Mais combien sont divers, bizarres, insensés,
Les portraits que sa main sans modèle a tracés !
Une foule de dieux vainement implorée,
Vils ouvrages de l’homme, assiégent l’empyrée.
L’inceste et l’adultère ont profané le ciel :
Anubis encensé hurle sur son autel ;
Troupe digne d’admettre à son banquet immonde
Les tyrans à qui Rome offrait le sang du monde,
D’un dieu non moins étrange austère adorateur,
Le stoïque Zénon confond l’œuvre et l’auteur,
Lorsqu’il crie, attestant la puissance suprême :
Tout ce que vous voyez, c’est Jupiter lui-même.
Eh quoi ! si l’univers eut un commencement,
S’il doit finir, s’il peut périr dans un moment.
L’univers serait Dieu.
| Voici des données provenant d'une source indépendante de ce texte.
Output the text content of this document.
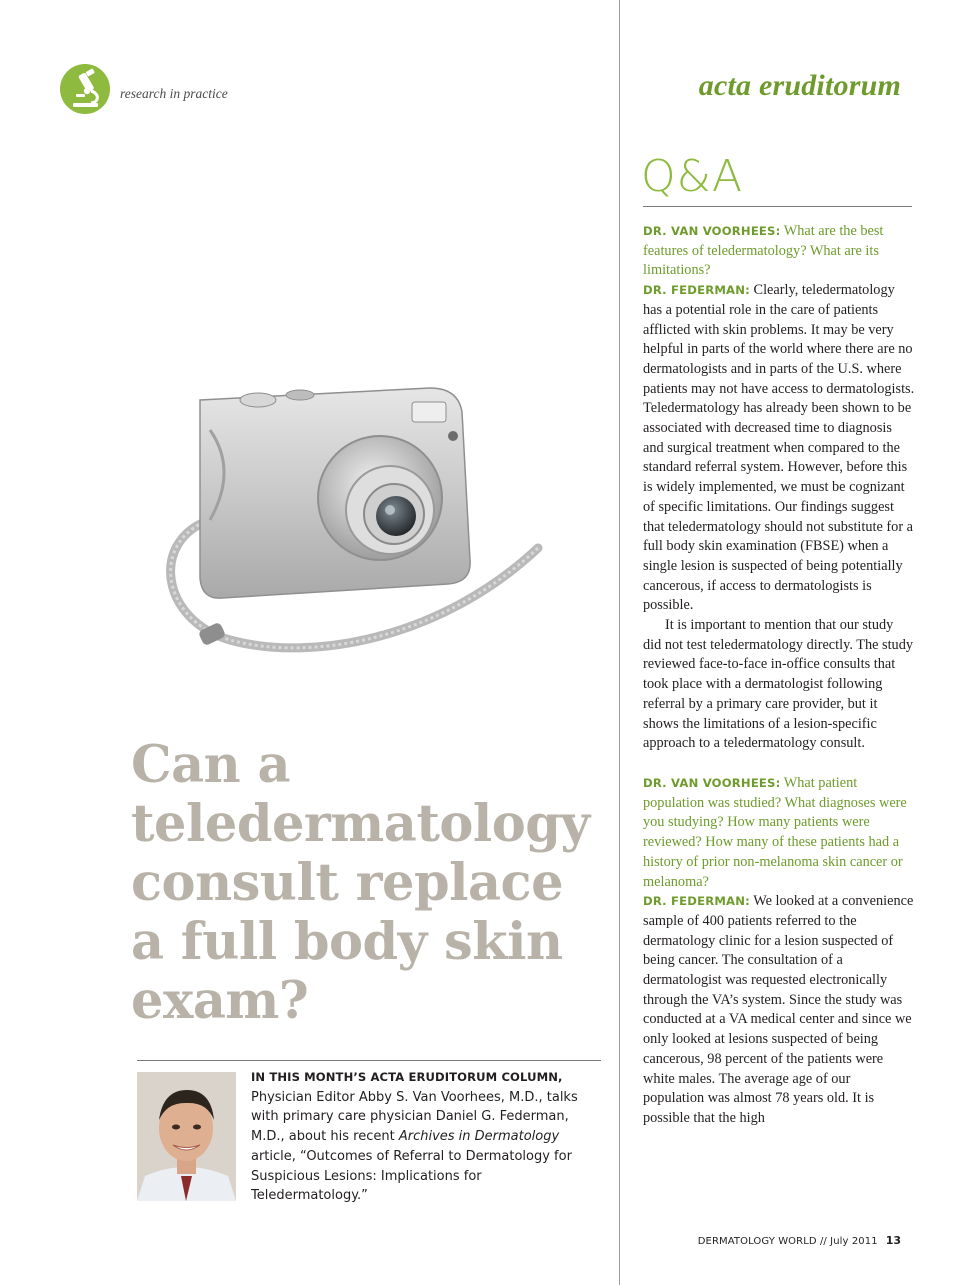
research in practice	acta eruditorum
Q&A

DR. VAN VOORHEES: What are the best features of teledermatology? What are its limitations?

DR. FEDERMAN: Clearly, teledermatology has a potential role in the care of patients afflicted with skin problems. It may be very helpful in parts of the world where there are no dermatologists and in parts of the U.S. where patients may not have access to dermatologists. Teledermatology has already been shown to be associated with decreased time to diagnosis and surgical treatment when compared to the standard referral system. However, before this is widely implemented, we must be cognizant of specific limitations. Our findings suggest that teledermatology should not substitute for a full body skin examination (FBSE) when a single lesion is suspected of being potentially cancerous, if access to dermatologists is possible.

It is important to mention that our study did not test teledermatology directly. The study reviewed face-to-face in-office consults that took place with a dermatologist following referral by a primary care provider, but it shows the limitations of a lesion-specific approach to a teledermatology consult.

DR. VAN VOORHEES: What patient population was studied? What diagnoses were you studying? How many patients were reviewed? How many of these patients had a history of prior non-melanoma skin cancer or melanoma?

DR. FEDERMAN: We looked at a convenience sample of 400 patients referred to the dermatology clinic for a lesion suspected of being cancer. The consultation of a dermatologist was requested electronically through the VA’s system. Since the study was conducted at a VA medical center and since we only looked at lesions suspected of being cancerous, 98 percent of the patients were white males. The average age of our population was almost 78 years old. It is possible that the high

Can a teledermatology consult replace a full body skin exam?
IN THIS MONTH’S ACTA ERUDITORUM COLUMN, Physician Editor Abby S. Van Voorhees, M.D., talks with primary care physician Daniel G. Federman, M.D., about his recent Archives in Dermatology article, “Outcomes of Referral to Dermatology for Suspicious Lesions: Implications for Teledermatology.”
DERMATOLOGY WORLD // July 2011 13
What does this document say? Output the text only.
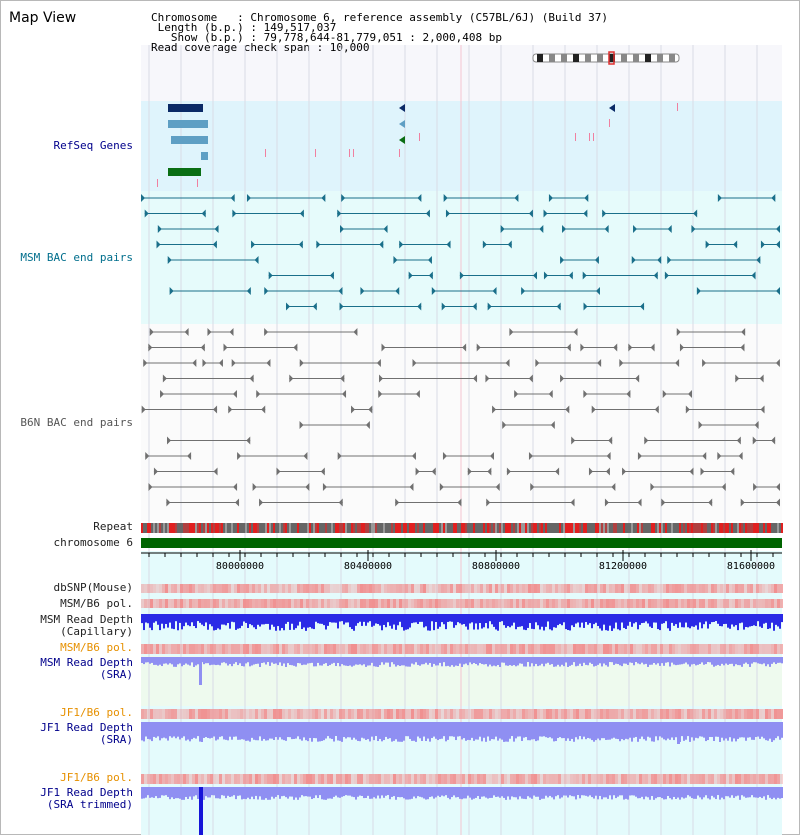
Map View	Chromosome   : Chromosome 6, reference assembly (C57BL/6J) (Build 37)
Length (b.p.) : 149,517,037
Show (b.p.) : 79,778,644-81,779,051 : 2,000,408 bp
Read coverage check span : 10,000
RefSeq Genes
MSM BAC end pairs
B6N BAC end pairs
Repeat
chromosome 6
dbSNP(Mouse)
MSM/B6 pol.
MSM Read Depth
(Capillary)
MSM/B6 pol.
MSM Read Depth
(SRA)
JF1/B6 pol.
JF1 Read Depth
(SRA)
JF1/B6 pol.
JF1 Read Depth
(SRA trimmed)
80000000	80400000	80800000	81200000	81600000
Quoi l’inerte matière.
Qui ne peut se mouvoir, et qui tombe en poussière,
Entrerait en partage avec la majesté,
Avec l’intelligence et la divinité !
Tout serait tout-puissant, sage dans la nature !
Partout le créateur, jamais la créature !
Tout serait Dieu, la brute et les méchants aussi !
Non, le sage blasphème, et n’a rien éclairci.
Cherchons la vérité près des sources limpides,
Qui l’offriront peut-être à des yeux plus timides.
Cette image de Dieu, de votre bienfaiteur,
Si l’on peut s’en faire une, elle est dans votre cœur.
Ne me demandez point son nom et son essence,
Adorez sa justice et voyez sa puissance.
Jamais vous n’atteindrez, par vos efforts constans,
A. celui qui remplit et l’espace et le temps,
Seul être illimité, seul être nécessaire.
S’il demeure invisible au fond du sanctuaire.
Si ses mains ont peuplé d’êtres moins imparfaits
Tous ces mondes brillants que sa parole a faits.
Lorsque l’éternité devient notre héritage,
Assez de gloire encor de l’homme est le partage.
Sensible, intelligent, né pour la liberté,
Sa vie est le travail, son but la vérité :
Faible, de son génie il reçoit la puissance :
Sa sagesse est le doute, et son bien l’espérance.
Il ennoblit son être en regardant le ciel :
Il y voit sa patrie et se sent immortel.
Source de nos vertus, dogme sur qui se fonde
La dignité de l’homme et le bonheur du monde,
Devant l’unique Dieu qui régit l’univers,
Tôt ou tard de nos mains tu fais tomber nos fers.
Au principe éternel tout peuple rend hommage
Sous des traits différents il s’en forme une image,
Et, courbant dans la poudre un front religieux,
Il croit à sa misère intéresser les cieux.
Aide notre œil débile, ô sagesse suprême.
Quel spectacle plus beau, plus digne du ciel même,
Que l’homme sociable, heureux, reconnaissant ;
La prière qui monte aux pieds du Tout-Puissant,
Chaîne d’or de la terre et du monde invisible ;
Et du sein des clartés du trône inaccessible.
Le père de la vie et de la vérité
Jetant sur la nature un regard de bonté ?
Un jour peut-être, un jour le flambeau d’Uranie
Dans les cieux mieux connus guidera le génie :
Une voix nous dira des secrets qu’à nos yeux
Dérobaient jusqu’ici les mondes radieux ;
Un spectacle nouveau pourra nous apparaitre
Mais Dieu, l’éternité, les mystères de l’être,
Voilà ce qu’aux humains, si fiers de leur savoir,
Il ne fut pas donné seulement d’entrevoir.
Ingrats, n’accusez point l’injuste destinée :
Vos sens sont imparfaits, votre raison bornée :
Consolez-vous, mortels, et puisez le bonheur
Aux grandes vérités qui jaillissent du cœur.